Metamath Proof Explorer

Theorem opncldf3

Description: The values of the converse/inverse of the open-closed bijection. (Contributed by Jeff Hankins, 27-Aug-2009) (Proof shortened by Mario Carneiro, 1-Sep-2015)

Ref Expression
Hypotheses opncldf.1 
|- X = U. J
opncldf.2 
|- F = ( u e. J |-> ( X \ u ) )
Assertion opncldf3 
|- ( B e. ( Clsd ` J ) -> ( `' F ` B ) = ( X \ B ) )

Proof

Step Hyp Ref Expression
1 opncldf.1 
 |-  X = U. J
2 opncldf.2 
 |-  F = ( u e. J |-> ( X \ u ) )
3 cldrcl 
 |-  ( B e. ( Clsd ` J ) -> J e. Top )
4 1 2 opncldf1 
 |-  ( J e. Top -> ( F : J -1-1-onto-> ( Clsd ` J ) /\ `' F = ( x e. ( Clsd ` J ) |-> ( X \ x ) ) ) )
5 4 simprd 
 |-  ( J e. Top -> `' F = ( x e. ( Clsd ` J ) |-> ( X \ x ) ) )
6 3 5 syl 
 |-  ( B e. ( Clsd ` J ) -> `' F = ( x e. ( Clsd ` J ) |-> ( X \ x ) ) )
7 6 fveq1d 
 |-  ( B e. ( Clsd ` J ) -> ( `' F ` B ) = ( ( x e. ( Clsd ` J ) |-> ( X \ x ) ) ` B ) )
8 1 cldopn 
 |-  ( B e. ( Clsd ` J ) -> ( X \ B ) e. J )
9 difeq2 
 |-  ( x = B -> ( X \ x ) = ( X \ B ) )
10 eqid 
 |-  ( x e. ( Clsd ` J ) |-> ( X \ x ) ) = ( x e. ( Clsd ` J ) |-> ( X \ x ) )
11 9 10 fvmptg 
 |-  ( ( B e. ( Clsd ` J ) /\ ( X \ B ) e.
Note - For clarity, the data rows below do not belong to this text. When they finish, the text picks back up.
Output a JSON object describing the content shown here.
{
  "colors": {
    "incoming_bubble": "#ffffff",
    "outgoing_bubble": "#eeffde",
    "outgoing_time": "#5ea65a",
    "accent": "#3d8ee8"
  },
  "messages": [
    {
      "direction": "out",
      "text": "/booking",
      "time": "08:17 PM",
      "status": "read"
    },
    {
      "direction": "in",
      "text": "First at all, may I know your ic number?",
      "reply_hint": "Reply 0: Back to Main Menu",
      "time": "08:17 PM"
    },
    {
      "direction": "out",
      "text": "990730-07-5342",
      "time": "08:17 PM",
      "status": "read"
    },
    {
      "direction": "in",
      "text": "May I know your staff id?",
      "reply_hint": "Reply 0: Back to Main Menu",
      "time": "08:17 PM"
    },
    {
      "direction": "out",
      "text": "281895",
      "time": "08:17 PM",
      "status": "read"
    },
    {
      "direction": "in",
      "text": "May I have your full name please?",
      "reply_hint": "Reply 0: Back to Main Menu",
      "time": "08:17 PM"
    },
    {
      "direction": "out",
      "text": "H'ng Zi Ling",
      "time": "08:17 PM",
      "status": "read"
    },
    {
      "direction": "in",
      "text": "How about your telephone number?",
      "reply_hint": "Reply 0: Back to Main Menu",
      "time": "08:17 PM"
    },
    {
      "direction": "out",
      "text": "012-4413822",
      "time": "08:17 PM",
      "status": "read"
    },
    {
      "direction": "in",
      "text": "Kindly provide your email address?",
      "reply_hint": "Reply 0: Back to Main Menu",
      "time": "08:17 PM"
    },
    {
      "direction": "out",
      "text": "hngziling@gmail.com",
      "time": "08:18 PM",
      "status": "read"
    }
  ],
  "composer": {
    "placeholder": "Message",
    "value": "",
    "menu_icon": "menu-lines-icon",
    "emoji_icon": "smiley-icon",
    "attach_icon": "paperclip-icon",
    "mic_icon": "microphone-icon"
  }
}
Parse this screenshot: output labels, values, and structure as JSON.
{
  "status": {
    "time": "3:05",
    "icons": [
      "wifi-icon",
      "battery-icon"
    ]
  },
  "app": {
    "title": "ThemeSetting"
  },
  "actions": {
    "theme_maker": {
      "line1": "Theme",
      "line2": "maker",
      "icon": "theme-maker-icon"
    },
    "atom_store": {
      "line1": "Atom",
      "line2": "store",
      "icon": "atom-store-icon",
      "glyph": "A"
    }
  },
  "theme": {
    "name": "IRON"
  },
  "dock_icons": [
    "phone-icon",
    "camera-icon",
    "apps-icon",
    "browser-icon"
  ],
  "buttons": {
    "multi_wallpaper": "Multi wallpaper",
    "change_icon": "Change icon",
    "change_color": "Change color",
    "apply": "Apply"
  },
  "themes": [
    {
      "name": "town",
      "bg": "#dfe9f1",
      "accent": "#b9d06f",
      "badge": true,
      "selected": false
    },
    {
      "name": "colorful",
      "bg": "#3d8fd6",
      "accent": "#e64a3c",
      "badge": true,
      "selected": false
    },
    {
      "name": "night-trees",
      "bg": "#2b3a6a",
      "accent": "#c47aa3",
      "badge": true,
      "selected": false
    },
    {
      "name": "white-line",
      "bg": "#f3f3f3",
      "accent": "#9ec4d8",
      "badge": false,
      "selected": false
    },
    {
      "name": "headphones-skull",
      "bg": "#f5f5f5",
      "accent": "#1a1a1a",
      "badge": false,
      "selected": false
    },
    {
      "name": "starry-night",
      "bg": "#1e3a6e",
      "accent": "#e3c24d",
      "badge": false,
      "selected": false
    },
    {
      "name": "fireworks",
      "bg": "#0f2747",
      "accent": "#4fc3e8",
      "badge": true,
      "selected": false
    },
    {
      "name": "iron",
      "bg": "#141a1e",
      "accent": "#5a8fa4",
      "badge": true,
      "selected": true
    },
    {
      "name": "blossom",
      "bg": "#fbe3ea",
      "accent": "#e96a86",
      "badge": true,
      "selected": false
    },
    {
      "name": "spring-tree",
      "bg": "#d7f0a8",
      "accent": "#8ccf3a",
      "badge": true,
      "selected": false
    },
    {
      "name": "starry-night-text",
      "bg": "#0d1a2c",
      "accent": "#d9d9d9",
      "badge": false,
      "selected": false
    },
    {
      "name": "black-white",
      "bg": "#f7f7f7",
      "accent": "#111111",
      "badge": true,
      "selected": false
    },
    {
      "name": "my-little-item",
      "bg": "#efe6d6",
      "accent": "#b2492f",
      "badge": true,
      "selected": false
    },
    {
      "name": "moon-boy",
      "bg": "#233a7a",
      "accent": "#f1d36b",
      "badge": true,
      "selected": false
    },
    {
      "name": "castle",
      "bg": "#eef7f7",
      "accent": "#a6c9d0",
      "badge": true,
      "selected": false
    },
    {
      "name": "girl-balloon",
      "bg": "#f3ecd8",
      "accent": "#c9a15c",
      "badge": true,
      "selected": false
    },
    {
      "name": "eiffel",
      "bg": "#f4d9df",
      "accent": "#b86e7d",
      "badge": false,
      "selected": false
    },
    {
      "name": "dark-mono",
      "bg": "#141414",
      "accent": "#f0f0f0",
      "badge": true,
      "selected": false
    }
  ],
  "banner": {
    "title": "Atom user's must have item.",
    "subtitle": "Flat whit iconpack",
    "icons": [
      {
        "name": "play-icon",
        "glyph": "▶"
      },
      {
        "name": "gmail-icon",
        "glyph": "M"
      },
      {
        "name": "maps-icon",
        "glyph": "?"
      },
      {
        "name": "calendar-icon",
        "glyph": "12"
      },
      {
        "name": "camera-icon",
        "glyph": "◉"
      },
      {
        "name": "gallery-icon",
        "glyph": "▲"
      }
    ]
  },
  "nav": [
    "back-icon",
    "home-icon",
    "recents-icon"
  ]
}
J ) -> ( ( x e. ( Clsd ` J ) |-> ( X \ x ) ) ` B ) = ( X \ B ) )
12 8 11 mpdan 
 |-  ( B e. ( Clsd ` J ) -> ( ( x e. ( Clsd ` J ) |-> ( X \ x ) ) ` B ) = ( X \ B ) )
13 7 12 eqtrd 
 |-  ( B e. ( Clsd ` J ) -> ( `' F ` B ) = ( X \ B ) )